Using the beach as an intertwined metaphor for escape and finality is fairly common. It’s a major theme of Doug Pray’s 2008 documentary Surfwise, about a family of surfers who gradually discover that their obsessive father hasn’t prepared them for real life. And it’s a driving theme in Frank Perry’s pungent 1969 melodrama Last Summer, based on an Evan Hunter novel about two cocky, sexually inexperienced boys (played by Bruce Davison and Richard Thomas) who let their lust for sexy fellow teen Barbara Hershey drive them to torment gawky peer Catherine Burns (who was nominated for an Oscar for this role). Set amid the swaying reeds and shifting dunes of Fire Island, Last Summer captures how the exposed flesh and sense of adventure that accompanies a beach vacation can stoke youngsters’ hormones and provoke some bad decisions.
The same could be said of Jaws, easily the best of the many, many monster/horror movies set at the beach. Director Steven Spielberg’s first big blockbuster is every bit as invested in the mood and social dynamic of a resort community as any beach party movie—hence all the hand-wringing over whether the potential for a shark attack might scare away tourist dollars—but it’s also about how all the petty problems of the characters’ social, domestic and political lives give way to the giant beast lurking below the waves, ready to chomp. (Throw a killer shark into Big Wednesday or Last Summer and they’d be different tonally, but not so different thematically.)
Finally, writer and camp maestro Charles Busch put his own stamp on the genre with Psycho Beach Party, a send-up of ’60s teensploitation that makes overt the perversion that simmers under the surface of the old beach movies. As with Back To The Beach, Psycho Beach Party suffers some from satirizing films that never took themselves too seriously in the first place, but a cast that includes Lauren Ambrose (as the Gidget-like “Chicklet”), Thomas Gibson, Nicholas Brendon, and Amy Adams is attractive and funny enough to make the viewer pine for the genre’s legitimate return.

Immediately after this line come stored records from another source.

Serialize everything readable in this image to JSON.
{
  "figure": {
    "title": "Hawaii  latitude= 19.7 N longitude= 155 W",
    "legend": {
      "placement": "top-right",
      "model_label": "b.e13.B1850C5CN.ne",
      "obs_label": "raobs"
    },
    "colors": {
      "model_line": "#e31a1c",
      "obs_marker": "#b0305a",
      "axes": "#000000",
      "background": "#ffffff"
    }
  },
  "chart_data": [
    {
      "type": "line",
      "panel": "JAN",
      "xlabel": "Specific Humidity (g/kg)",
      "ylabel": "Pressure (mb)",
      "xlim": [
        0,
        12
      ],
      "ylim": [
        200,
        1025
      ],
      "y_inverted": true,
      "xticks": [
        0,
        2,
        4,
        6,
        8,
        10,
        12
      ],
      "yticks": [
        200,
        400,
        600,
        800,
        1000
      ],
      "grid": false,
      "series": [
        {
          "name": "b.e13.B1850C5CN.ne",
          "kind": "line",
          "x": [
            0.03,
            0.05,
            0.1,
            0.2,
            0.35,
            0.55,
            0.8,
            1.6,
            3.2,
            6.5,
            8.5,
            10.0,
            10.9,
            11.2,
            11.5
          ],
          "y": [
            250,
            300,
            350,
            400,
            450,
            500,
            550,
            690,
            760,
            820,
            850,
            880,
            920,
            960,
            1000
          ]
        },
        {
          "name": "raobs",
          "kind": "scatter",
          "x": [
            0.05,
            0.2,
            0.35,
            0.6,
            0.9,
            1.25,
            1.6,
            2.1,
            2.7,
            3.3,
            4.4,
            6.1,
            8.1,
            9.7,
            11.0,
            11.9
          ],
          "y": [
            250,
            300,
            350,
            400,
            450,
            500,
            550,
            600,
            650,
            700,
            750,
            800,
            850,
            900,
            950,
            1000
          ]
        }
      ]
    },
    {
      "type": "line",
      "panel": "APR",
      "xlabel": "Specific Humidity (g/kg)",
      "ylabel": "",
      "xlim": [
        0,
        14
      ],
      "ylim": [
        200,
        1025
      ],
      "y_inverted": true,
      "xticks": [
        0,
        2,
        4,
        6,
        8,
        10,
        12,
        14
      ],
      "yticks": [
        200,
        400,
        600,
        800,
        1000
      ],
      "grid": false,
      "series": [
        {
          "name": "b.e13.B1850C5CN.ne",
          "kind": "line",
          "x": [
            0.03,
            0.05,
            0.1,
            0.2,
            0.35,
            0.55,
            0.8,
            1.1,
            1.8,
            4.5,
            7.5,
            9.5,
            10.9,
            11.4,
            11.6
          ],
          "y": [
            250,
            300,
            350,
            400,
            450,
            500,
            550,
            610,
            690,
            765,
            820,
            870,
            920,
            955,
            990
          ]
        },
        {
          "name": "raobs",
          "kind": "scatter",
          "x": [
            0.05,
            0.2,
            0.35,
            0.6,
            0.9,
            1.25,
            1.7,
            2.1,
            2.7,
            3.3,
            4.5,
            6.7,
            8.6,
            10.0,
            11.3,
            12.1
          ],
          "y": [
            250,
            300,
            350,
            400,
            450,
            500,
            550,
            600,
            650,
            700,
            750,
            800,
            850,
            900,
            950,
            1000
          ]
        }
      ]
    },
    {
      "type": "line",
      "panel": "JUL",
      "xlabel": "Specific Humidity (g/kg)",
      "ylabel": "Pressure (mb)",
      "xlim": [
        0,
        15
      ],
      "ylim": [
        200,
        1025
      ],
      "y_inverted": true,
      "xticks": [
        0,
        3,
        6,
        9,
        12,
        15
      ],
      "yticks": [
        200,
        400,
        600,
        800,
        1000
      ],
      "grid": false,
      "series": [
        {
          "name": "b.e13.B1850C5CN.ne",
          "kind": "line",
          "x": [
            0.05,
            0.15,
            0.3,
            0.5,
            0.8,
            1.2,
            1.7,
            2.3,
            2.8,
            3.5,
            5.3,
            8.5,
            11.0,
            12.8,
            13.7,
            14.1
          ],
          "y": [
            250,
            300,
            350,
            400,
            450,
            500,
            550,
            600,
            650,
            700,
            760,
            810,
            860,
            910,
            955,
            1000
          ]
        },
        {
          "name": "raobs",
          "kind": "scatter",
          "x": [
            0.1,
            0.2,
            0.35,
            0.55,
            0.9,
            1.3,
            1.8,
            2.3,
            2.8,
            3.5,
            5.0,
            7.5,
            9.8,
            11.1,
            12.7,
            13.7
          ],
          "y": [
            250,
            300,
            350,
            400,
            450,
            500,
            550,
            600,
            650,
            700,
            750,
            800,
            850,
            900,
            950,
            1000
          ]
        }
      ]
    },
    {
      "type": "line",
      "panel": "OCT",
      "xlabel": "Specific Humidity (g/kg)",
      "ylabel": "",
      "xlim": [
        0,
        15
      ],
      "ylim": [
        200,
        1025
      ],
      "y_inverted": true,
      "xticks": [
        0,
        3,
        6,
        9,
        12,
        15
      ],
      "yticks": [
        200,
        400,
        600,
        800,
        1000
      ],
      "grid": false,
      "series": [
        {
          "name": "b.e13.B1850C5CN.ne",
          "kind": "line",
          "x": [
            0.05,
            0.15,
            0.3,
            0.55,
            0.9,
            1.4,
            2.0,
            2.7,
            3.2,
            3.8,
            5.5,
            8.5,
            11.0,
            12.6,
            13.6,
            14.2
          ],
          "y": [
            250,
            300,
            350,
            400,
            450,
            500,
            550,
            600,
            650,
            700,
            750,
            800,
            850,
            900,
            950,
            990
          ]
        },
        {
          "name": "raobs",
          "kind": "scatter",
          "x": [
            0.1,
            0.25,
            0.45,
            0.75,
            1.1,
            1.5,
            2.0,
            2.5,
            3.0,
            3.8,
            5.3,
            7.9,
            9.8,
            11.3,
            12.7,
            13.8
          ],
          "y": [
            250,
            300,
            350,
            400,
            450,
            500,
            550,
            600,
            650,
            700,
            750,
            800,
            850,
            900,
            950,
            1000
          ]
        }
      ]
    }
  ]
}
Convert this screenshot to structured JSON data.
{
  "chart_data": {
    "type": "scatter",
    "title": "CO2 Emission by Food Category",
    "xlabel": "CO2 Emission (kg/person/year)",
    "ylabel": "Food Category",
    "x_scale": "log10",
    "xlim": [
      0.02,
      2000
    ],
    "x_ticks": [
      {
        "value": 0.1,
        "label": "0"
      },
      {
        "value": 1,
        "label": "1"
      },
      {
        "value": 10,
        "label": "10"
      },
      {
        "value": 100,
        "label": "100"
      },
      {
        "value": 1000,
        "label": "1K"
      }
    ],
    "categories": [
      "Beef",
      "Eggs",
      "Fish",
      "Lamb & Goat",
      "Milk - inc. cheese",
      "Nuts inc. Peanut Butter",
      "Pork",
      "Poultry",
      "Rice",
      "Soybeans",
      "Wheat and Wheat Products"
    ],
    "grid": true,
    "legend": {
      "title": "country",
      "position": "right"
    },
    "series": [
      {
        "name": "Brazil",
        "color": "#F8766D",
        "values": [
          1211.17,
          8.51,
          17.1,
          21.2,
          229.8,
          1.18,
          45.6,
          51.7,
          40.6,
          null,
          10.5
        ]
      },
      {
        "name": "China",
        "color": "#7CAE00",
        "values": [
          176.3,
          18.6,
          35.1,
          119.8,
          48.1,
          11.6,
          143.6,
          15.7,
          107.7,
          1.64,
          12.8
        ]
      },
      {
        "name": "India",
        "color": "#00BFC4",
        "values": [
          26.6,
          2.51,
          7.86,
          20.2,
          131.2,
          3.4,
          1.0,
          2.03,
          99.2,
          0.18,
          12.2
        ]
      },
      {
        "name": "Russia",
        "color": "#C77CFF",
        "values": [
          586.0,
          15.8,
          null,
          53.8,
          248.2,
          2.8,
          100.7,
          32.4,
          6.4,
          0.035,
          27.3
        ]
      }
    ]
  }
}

Where not to start: Beach Party was the first in a series of movies that featured Frankie Avalon and Annette Funicello surrounded by a stock cast of romantic rivals, chummy goofballs, kooky bikers, and stick-in-the-mud grown-ups. These films get progressively sillier, and pretty unwatchable by the end of 1965, by which point AIP was adding in sci-fi and monster movie elements willy-nilly (along with the provocative word “bikini”), while straining to keep the attention of pre-teens whose older brothers and sisters had already discovered marijuana and The Byrds. For Kahuna’s sake, steer clear of How To Stuff A Wild Bikini, Dr. Goldfoot And The Bikini Machine, and The Ghost In The Invisible Bikini, which are too excruciating to live up to their bitchin’ titles.